Central to the plaintiffs’ request include what the lawsuit calls “extremely unusual” FDA safety strategies imposed on mifepristone, which were implemented, and modified, since the drug’s 2000 approval. The safety strategies impose barriers to mifepristone’s access, according to the lawsuit, and are usually only reserved for drugs with serious side effects.
Barriers from the safety strategies include in-person dispensing requirements (which were suspended during the COVID-19 pandemic and permanently removed in 2023), patient agreements that require prescribers and patients to sign a form notifying risks and prescriber certification requirements.
Plaintiffs argue mifepristone has “never come close to meeting” the criteria for drugs requiring the safety standards, and that the FDA itself has repeatedly said that serious adverse events for patients taking mifepristone are especially rare.

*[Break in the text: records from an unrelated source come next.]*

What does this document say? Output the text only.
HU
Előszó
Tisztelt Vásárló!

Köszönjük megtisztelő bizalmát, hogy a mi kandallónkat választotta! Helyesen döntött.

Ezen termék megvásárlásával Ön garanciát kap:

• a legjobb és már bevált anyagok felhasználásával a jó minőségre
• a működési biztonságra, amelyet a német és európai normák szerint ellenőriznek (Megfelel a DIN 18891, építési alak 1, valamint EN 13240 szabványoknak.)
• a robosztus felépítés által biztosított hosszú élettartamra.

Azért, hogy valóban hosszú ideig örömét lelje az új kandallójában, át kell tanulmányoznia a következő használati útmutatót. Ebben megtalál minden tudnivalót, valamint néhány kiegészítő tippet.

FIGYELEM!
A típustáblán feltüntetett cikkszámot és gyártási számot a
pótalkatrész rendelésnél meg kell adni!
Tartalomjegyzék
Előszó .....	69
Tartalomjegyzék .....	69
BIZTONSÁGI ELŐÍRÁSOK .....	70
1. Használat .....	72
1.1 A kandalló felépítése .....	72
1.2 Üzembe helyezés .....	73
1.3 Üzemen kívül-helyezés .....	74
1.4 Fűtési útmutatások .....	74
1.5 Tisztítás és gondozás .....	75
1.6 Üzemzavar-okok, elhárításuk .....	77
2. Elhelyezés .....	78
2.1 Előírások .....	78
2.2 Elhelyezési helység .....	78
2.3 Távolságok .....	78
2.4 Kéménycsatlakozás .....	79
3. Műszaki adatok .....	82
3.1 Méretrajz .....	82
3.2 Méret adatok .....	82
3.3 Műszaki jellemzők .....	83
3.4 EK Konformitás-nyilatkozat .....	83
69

Two of the safety barriers applied to mifepristone only apply to 56 out of more than 20,000 drugs marketed in the U.S. and approved by the FDA, according to the lawsuit.
Although in-person dispensing and physician prescriber requirements were later modified, recent litigation threatens to reimpose prior restrictions on mifepristone, including the U.S. Fifth Circuit Court of Appeals’ decision in April to reduce the period of pregnancy when the drug could be taken and eliminating the ability to dispense it by mail.
The Supreme Court, when later ruling to allow mifepristone to remain on the market, also returned the case to the Fifth Circuit.
Plaintiffs argued current FDA-required safety standards, including patient agreement forms and the potential of reimposed safety requirements would “gravely harm” the plaintiffs’ abortion clinics and patients seeking care.
The lawsuit seeks to remove the safety restrictions on mifepristone or, alternatively, prevent further altering of mifepristone’s access.
The plaintiffs, which include Virginia-based nonprofit Whole Woman’s Health Alliance, Missoula, Montana-based Blue Mountain Clinic and Kansas-based clinic operator Trust Women, argue clinics rely on medication abortion to provide care to patients living in states with abortion bans and those who live in rural areas with limited healthcare access.
Recent dueling court decisions regarding mifepristone have caught abortion providers “in the middle of this maelstrom,” according to the lawsuit.
“Plaintiffs cannot retool their practices overnight with no notice — healthcare has no on/off switch,” the lawsuit alleges. “They and their patients require clarity around their continued provision of mifepristone.”